FYI, the murder rate this past Sunday (a peak day) was 5%.
Out of 6261 deaths in the game on Sunday, 330 of them were murders,
To put that in perspective, 1060 people died of old age (which is pretty hard to do), which is more than 3x the number of people who were murdered that day.
95% of people in the game died peacefully on Sunday.
It's too bad he doesn't consider that the current murder rates in the real world is measured in the number of intentional murders per 100,000.
By region, the Americas leads with 16.3 murders per 100,000 people. In comparison, OHOL's murder rate would be 5,000 murders per 100,000 lives (300 times more than the 16.3 per 100,000 people number)
By country, El Salvador has the highest number of murders per 100,000 people (82.84). OHOL's murder rate of "only" 5% is SIXTY TIMES more than the most murder-plagued country on earth.
https://en.wikipedia.org/wiki/List_of_c … icide_rate
But, yeah... it's only 5%, so quit your whining. It's not like 5% would be insanely high in real life or anything. Nope. Totally normal for 5,000 of every 100,000 lives to end in murder.
And yes, I realize this is comparing a game to real life, but I just want Jason to consider that maybe 5% is still pretty traumatic to people who might think OHOL is simulating civilization, which is one of the answers some people give to complaints about the warsword, btw. ("stop complaining about the warsword and murder, this game is a simulation of civilization" etc)
I wonder if Jason will have the courage to ask players if they want swords of war?
Yeah, if only he had some way to do this...!
Like a polling feature that he could use for something like this instead of making a one off poll to prove naysayers wrong about a single update....
And if only he wrote the polls correctly and measured the preference of players on a 1-5 scale and not by very specific responses that fit his narrative....
And if only he took the results for what they were, the opinions of those who happened to be polled during a specific time frame and not a perfect representation of what all players think, especially players who had quit playing because of the feature he's asking about.....
Etc.
Wouldn't that be something!?
I think cursing should be a command or a mouse over option (possibly both), but I agree it shouldn't work until you are at least 5 years old.
There have been times when I had a baby a short distance away from town and the baby's first words to me were "U-F-A-G" when I had done nothing more than clothe them and give them a backpack from my dead mother's corpse (who I had been searching for and just found prior to my baby's birth).
So I set the baby down, walked a random direction so they wouldn't stumble upon town and get fed, and when they said "F" I told them no, they say rude things, so they die. They were mad but I'm frankly sick and tired of people who are born and act like total jerks from the get go. It's not funny and it's a waste of my time. They deserve to die and not to have any way to come after me for it.

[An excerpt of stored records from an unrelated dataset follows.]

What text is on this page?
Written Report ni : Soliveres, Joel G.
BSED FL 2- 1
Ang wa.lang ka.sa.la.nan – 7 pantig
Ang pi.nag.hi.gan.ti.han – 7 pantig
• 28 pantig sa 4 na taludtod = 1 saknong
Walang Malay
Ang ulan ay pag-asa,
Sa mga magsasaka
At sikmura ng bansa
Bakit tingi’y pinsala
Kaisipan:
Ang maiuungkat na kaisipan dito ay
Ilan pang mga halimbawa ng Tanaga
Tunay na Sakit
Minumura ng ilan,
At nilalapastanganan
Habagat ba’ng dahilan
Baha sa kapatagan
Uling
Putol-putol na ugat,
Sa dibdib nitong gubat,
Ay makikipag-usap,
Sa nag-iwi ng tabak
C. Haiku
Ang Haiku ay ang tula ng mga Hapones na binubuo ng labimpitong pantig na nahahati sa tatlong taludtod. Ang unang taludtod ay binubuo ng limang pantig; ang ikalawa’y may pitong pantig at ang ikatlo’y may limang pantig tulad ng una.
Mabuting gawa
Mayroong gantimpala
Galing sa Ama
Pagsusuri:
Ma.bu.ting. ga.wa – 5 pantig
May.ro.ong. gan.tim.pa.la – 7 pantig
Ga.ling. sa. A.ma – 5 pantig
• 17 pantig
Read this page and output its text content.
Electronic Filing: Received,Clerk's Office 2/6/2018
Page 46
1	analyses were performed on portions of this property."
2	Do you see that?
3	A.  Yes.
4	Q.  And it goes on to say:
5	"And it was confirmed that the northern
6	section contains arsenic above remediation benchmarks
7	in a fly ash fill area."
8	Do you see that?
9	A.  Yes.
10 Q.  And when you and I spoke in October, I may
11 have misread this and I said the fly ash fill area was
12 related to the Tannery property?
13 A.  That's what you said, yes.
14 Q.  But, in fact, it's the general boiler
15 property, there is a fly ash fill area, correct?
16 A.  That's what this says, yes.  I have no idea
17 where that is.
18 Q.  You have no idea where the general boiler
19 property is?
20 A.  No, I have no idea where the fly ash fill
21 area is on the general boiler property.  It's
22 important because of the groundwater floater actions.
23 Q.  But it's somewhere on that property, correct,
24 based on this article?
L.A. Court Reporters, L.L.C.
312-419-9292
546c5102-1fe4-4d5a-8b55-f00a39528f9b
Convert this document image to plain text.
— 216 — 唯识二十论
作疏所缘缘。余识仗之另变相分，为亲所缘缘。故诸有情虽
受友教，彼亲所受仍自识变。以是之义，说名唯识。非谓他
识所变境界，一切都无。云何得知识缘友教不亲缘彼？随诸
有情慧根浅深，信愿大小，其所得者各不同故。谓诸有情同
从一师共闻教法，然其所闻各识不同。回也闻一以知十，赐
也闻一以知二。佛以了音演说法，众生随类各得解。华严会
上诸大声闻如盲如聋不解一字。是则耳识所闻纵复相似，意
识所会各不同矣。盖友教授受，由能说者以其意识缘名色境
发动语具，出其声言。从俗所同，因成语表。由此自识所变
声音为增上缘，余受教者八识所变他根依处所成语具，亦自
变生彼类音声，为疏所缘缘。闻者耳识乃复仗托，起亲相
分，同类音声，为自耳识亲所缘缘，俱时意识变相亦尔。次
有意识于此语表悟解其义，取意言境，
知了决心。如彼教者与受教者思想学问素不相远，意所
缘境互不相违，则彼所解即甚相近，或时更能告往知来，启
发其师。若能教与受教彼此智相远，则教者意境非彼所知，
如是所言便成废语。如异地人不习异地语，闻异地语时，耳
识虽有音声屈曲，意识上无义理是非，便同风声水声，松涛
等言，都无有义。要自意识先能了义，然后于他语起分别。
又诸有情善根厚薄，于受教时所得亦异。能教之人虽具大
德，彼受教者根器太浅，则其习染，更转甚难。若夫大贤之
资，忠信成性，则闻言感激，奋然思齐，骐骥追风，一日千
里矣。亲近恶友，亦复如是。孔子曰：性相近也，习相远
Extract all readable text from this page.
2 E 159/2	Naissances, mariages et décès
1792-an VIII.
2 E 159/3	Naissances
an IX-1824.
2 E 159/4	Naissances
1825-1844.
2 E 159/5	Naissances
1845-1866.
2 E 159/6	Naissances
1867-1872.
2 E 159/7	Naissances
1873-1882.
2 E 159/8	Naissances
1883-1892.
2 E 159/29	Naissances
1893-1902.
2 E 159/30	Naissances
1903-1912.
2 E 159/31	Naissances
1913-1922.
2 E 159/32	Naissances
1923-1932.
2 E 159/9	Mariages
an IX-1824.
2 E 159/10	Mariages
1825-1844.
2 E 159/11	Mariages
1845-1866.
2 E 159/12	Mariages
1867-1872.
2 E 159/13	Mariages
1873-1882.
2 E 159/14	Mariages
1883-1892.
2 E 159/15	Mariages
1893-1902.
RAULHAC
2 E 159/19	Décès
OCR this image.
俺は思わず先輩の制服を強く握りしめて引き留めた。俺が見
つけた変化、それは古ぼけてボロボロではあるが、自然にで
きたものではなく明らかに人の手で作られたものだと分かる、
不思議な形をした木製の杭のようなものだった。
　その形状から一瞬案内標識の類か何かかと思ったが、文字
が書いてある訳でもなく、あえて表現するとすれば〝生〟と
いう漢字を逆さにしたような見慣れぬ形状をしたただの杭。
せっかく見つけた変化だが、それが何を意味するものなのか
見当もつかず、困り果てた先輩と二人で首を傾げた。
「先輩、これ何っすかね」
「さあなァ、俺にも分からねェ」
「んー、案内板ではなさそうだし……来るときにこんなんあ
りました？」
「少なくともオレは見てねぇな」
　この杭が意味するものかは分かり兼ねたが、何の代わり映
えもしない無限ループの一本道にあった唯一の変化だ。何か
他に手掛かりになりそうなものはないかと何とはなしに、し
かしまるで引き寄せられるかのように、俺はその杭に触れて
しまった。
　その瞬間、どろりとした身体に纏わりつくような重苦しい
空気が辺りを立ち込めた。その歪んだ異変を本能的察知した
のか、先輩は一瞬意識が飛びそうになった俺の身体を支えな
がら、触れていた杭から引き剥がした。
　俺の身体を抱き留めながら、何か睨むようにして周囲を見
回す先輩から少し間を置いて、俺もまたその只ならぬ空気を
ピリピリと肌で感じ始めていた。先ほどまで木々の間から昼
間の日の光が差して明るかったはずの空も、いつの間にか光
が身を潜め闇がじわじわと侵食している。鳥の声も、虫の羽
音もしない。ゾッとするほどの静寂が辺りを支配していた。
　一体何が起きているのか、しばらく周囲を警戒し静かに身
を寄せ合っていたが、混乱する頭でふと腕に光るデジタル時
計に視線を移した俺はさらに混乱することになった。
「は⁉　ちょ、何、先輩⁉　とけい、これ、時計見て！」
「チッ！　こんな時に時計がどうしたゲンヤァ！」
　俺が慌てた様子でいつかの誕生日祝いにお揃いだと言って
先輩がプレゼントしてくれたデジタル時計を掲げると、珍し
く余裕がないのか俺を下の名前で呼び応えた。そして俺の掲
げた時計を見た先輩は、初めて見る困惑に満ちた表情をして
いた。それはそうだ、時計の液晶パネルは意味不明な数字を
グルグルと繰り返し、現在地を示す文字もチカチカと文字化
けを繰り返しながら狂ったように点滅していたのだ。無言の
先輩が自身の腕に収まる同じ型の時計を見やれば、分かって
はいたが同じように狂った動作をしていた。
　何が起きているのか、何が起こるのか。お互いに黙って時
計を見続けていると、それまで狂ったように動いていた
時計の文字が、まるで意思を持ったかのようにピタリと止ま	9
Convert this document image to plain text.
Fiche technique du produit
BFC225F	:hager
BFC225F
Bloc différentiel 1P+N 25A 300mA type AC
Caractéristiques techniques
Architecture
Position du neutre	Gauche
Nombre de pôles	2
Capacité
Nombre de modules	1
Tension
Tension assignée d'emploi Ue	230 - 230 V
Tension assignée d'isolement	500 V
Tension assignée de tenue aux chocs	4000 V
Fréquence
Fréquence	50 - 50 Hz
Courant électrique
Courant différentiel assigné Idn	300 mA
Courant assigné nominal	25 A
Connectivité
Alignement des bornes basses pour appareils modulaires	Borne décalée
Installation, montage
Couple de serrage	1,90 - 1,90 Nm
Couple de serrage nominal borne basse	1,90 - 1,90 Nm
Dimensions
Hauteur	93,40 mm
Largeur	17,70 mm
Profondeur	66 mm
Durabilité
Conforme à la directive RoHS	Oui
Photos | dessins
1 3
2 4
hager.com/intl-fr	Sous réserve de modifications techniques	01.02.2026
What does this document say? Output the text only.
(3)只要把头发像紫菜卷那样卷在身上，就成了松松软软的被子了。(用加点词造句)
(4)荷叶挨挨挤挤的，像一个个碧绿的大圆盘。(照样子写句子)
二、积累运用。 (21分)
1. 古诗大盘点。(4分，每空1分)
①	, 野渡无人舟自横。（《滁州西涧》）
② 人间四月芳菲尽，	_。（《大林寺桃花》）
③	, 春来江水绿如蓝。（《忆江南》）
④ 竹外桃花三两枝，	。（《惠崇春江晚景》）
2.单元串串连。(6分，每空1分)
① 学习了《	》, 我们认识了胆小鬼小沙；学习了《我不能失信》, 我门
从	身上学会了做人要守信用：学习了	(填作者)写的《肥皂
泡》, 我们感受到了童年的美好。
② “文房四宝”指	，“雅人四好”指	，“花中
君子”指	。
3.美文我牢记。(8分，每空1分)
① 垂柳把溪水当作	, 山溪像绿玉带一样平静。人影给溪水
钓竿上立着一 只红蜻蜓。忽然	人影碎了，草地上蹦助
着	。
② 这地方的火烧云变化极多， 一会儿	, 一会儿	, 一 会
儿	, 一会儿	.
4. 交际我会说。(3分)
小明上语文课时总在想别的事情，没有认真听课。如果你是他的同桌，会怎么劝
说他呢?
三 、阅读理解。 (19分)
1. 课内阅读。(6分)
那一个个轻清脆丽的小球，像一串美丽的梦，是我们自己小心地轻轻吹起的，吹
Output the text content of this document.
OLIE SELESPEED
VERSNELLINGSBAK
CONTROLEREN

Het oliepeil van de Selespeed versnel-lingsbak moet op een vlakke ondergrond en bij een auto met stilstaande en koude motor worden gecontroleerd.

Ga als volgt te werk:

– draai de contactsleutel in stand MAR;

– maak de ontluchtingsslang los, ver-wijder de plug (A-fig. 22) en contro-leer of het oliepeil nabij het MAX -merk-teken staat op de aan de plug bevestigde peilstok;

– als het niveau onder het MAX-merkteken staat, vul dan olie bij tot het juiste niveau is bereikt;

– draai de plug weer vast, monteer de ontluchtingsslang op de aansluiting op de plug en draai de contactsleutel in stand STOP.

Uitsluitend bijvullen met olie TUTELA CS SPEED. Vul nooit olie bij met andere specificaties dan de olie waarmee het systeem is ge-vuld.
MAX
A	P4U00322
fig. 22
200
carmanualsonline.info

I shouldn't be cursed for that. If a baby starts right off with homophobic and racist stuff, or just starting drama with people by spelling out "F U" and "U U G L Y" to people, mom's should be able to kill them without fearing retaliation.
I realize the flip side of this is bad mom's (like I had one call me a sex slave, and saw another one naming their kids "N-----"). It would be nice for baby's to be able to curse that kind of stuff, but I think that can still be covered by other players nearby.
This game has a bad problem with a few people spouting racist and homophobic nonsense. I play GW2 (world vs world) and I almost never see that kind of stuff (and this is in competitive pvp maps). Granted, people still rage at each other and there is plenty of drama, but the racism and homophobic stuff tends to earn instant bans, so it's fairly uncommon given the number of players...
Of course, GW2 has a "report" feature and people who actually look into stuff and ban players when there is a legit problem. I understand Jason is just one person and can't do that, but if he's going to leave it up to the community to police itself, the tools need to work better for doing so.